We hear this weekend in John’s Gospel how Jesus travels to Bethany to comfort his dear friends, Mary and Martha, on the death of their brother Lazarus. When he nears the village, Martha goes to greet him and expresses a little disappointment with Jesus: Lord, if you had been here, my brother would not have died, but even now I know that God will grant whatever you ask of him. Mary, her sister, runs to meet Jesus and she too seems to express disappointment that Jesus had not come sooner. She fell at his feet, saying, Lord, if you had been here, my brother would not have died. Even some of those that had come to comfort the two sisters said, Could not he who opened the eyes of the blind man have prevented this man from dying?

Jesus was inwardly distressed and wept. He went to the cave which was the tomb of Lazarus and asked that the stone be taken away. When it was removed Jesus lifted up his eyes and prayed to the Father, and cried in a loud voice, Lazarus, come out! The dead man came out, his feet and hands bound with strips of material and his face wrapped in a cloth. Jesus said those around him. Unbind him and let him go.

Jesus, in raising his friend Lazarus from the dead, was not just doing something miraculous, but emphasising what he said to Martha: I am the resurrection and the life. Anyone who believes in me, even though that person dies, will live, and no one who lives and believes in me will ever die. Do you believe this? She said, Yes, Lord. I believe that you are the Messiah, the Son of God, the one coming into this world.

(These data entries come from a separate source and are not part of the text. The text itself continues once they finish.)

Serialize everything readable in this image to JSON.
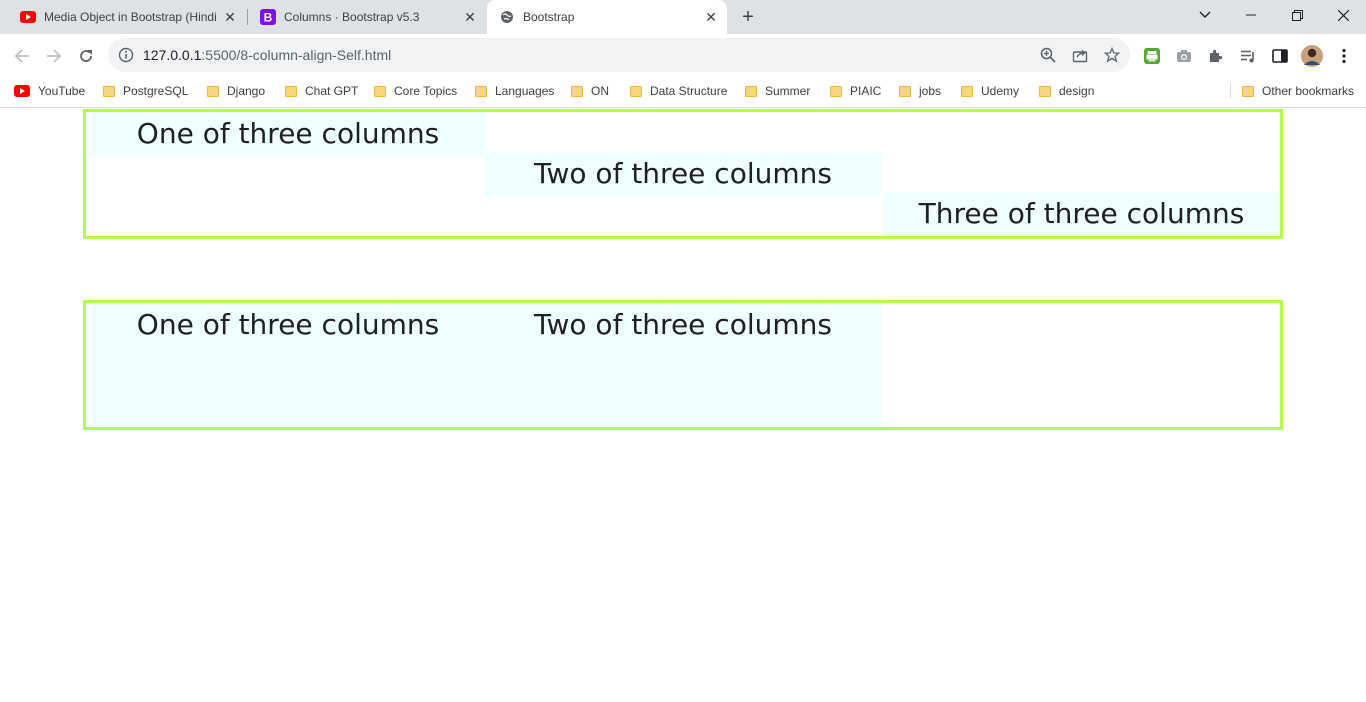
{
  "tabs": [
    {
      "title": "Media Object in Bootstrap (Hindi",
      "favicon": "youtube-icon",
      "active": false
    },
    {
      "title": "Columns · Bootstrap v5.3",
      "favicon": "bootstrap-icon",
      "active": false
    },
    {
      "title": "Bootstrap",
      "favicon": "globe-icon",
      "active": true
    }
  ],
  "address_bar": {
    "host": "127.0.0.1",
    "path": ":5500/8-column-align-Self.html"
  },
  "bookmarks": {
    "items": [
      "YouTube",
      "PostgreSQL",
      "Django",
      "Chat GPT",
      "Core Topics",
      "Languages",
      "ON",
      "Data Structure",
      "Summer",
      "PIAIC",
      "jobs",
      "Udemy",
      "design"
    ],
    "other": "Other bookmarks"
  },
  "page": {
    "row1": {
      "col1": "One of three columns",
      "col2": "Two of three columns",
      "col3": "Three of three columns"
    },
    "row2": {
      "col1": "One of three columns",
      "col2": "Two of three columns"
    }
  },
  "colors": {
    "row_border": "#b2ff4d",
    "column_background": "#f0ffff",
    "tabstrip": "#dee1e6"
  }
}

On this Sunday evening, at the 6pm Mass, at the Third Scrutiny, we pray for those who will be baptised at the Easter Vigil: ‘Lord Jesus, by raising Lazarus from the dead you showed that you came that we might have life and have it more abundantly. Free from the grasp of death those who await your life-giving sacraments and deliver them from the spirit of corruption.’

As we reflect on the Gospel this week, it would be good to reflect on the words of Pope Francis:

‘Before the sealed tomb of his friend Lazarus, Jesus “cried with a loud voice: ‘Lazarus, come out!’ And the dead man came out, his hands and feet bound with bandages, and his face wrapped with a cloth” (vv. 43-44). This cry is an imperative to all men, because we are all marked by death, all of us; it is the voice of the One who is master of life and wants that all we all may “have it abundantly” (Jn 10:10). Christ is not resigned to the tombs that we have built for ourselves with our choice for evil and death, with our errors, with our sins….He invites us, almost orders us, to come out of the tomb in which our sins have buried us. He calls us insistently to come out of the darkness of that prison in which we are enclosed, content with a false, selfish and mediocre life. “Come out!” he says to us, “Come out!”…… It is an invitation to let ourselves be freed from the “bandages”, from the bandages of pride.’